In [1]:
# settings for tutorial presentation with RISE
from notebook.services.config import ConfigManager
cm = ConfigManager()
cm.update('livereveal', {
              'width': '100%',
              'height': '100%',
              'scroll': True,
              'enable_chalkboard': False,
})

{'width': '100%', 'height': '100%', 'scroll': True, 'enable_chalkboard': False}

In [2]:
import torch

# ASDS 2

## Tutorial: Recurrent Neural Nets with PyTorch

Anna Rogers

# Recap: basic neural network in PyTorch


In [3]:
class LinearClassifier(torch.nn.Module):
    # initialization parameters
    def __init__ (self, n_features, n_classes):
        super().__init__()
        # we will have only one linear layer which takes the given number of features as its inputs,
        # and outputs a score for each of the given number of classes
        self.linear = torch.nn.Linear(n_features, n_classes)

    # you always need to define the forward() method which defines how your model performs
    # forward propagation
    def forward(self, x):
        linear_out = self.linear(x)
        return linear_out

# RNN in PyTorch

Introducing a new layer type: the [RNN](https://pytorch.org/docs/stable/generated/torch.nn.RNN.html) layer. The cells in the RNN layer have `input_size` and `hidden_size` parameters.

In [4]:
rnn_layer = torch.nn.RNN(input_size=5, hidden_size=2, batch_first=True)

`batch_first` means that we will be feeding it multidimensional tensors where the first dimension is the batches.

The input of the RNN layer has three dimensions: the number of observations (sequences) in the batch, the number of inputs in one sequence, and the number of features per input.

In [5]:
sample_input = torch.rand(3, 4, 5)

The output of the RNN layer is a tuple of (all_hidden_states, final_hidden_state). There are as many hidden states as tokens in the input sequence, because each RNN cell takes in one input token and produces one hidden state. The final hidden state is just the hidden state of only the last cell.

In [6]:
all_hidden_states, last_hidden_state = rnn_layer(sample_input)

In [7]:
# we have a batch of 3 sequences; each sequence leads to 4 hidden states (~ input tokens),
# and we told the model to produce 2-dimensional hidden states. So we get 3x4x2 numbers.
print(all_hidden_states)

tensor([[[0.5234, 0.2906],
         [0.4931, 0.7405],
         [0.9336, 0.8856],
         [0.8287, 0.6910]],

        [[0.1451, 0.5003],
         [0.5696, 0.7911],
         [0.7198, 0.7579],
         [0.7475, 0.6627]],

        [[0.2829, 0.5905],
         [0.8499, 0.8172],
         [0.8443, 0.7516],
         [0.6159, 0.8172]]], grad_fn=<TransposeBackward1>)


In [8]:
# last_hidden_state just reproduces the final hidden state from each batch. So 3x2 numbers.
print(last_hidden_state)

tensor([[[0.8287, 0.6910],
         [0.7475, 0.6627],
         [0.6159, 0.8172]]], grad_fn=<StackBackward0>)

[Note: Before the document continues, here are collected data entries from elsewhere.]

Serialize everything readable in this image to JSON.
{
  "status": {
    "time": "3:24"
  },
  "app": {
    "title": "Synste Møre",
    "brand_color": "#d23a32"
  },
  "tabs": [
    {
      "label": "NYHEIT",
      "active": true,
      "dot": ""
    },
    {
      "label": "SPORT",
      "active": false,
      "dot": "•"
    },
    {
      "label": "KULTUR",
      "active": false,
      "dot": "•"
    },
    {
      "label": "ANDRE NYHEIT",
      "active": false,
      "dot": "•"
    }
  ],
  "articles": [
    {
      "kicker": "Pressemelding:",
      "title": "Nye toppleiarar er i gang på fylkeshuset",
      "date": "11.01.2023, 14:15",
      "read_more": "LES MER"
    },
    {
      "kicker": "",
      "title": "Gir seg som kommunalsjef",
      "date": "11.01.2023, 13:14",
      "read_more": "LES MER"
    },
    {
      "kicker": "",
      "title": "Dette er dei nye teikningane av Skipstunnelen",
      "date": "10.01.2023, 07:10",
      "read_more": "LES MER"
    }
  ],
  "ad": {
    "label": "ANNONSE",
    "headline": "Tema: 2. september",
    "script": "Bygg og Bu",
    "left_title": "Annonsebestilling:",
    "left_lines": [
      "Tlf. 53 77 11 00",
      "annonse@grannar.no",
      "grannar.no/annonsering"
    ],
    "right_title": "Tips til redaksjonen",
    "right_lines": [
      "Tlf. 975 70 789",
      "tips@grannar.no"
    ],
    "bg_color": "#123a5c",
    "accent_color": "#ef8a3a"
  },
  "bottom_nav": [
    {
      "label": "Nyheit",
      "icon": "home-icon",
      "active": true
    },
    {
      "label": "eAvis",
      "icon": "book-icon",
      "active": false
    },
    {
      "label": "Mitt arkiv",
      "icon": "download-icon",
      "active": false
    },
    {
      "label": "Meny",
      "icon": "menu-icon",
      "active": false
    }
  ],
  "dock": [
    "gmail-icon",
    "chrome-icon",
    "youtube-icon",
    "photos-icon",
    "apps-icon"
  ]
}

# Using the RNN activations

In the exercise we will once again try to classify tweets into three sentiment categories. This is a many-to-one set-up. We will therefore only use the final hidden state of the RNN. We can then feed it into an output layer to produce our final output.

In [11]:
# linear combination of the (in this case two) elements of the hidden states
# output three scores: one for each of the options in our classification problem 
linear_layer = torch.nn.Linear(2, 3)
# softmax activation function - normalizing output to have sum=1
activ_layer = torch.nn.Softmax(dim=1)

# produce some example output. Note we are only using the last hidden state
linear = linear_layer(last_hidden_state)
activ = activ_layer(linear)

# for each of the 3 sequences in our example batch,
# we get probabilities for the 3 classes 
activ

tensor([[[0.3221, 0.3350, 0.3363],
         [0.2947, 0.3695, 0.3500],
         [0.3833, 0.2955, 0.3137]]], grad_fn=<SoftmaxBackward0>)

**Note:** in the exercise set, we will not be using a softmax layer. We will only be doing a linear step in the output layer.

The reason is that when we later calculate the cross-entropy loss with PyTorch's built-in [CrossEntropyLoss](https://pytorch.org/docs/stable/generated/torch.nn.CrossEntropyLoss.html) function, that function applies a softmax transformation for us (before calculating the loss).

So, we are "outsourcing" the final softmax activation function of the model to the loss calculation. (we actually did this wrong in PSet 4.1 and added a softmax layer where none was needed--will fix!)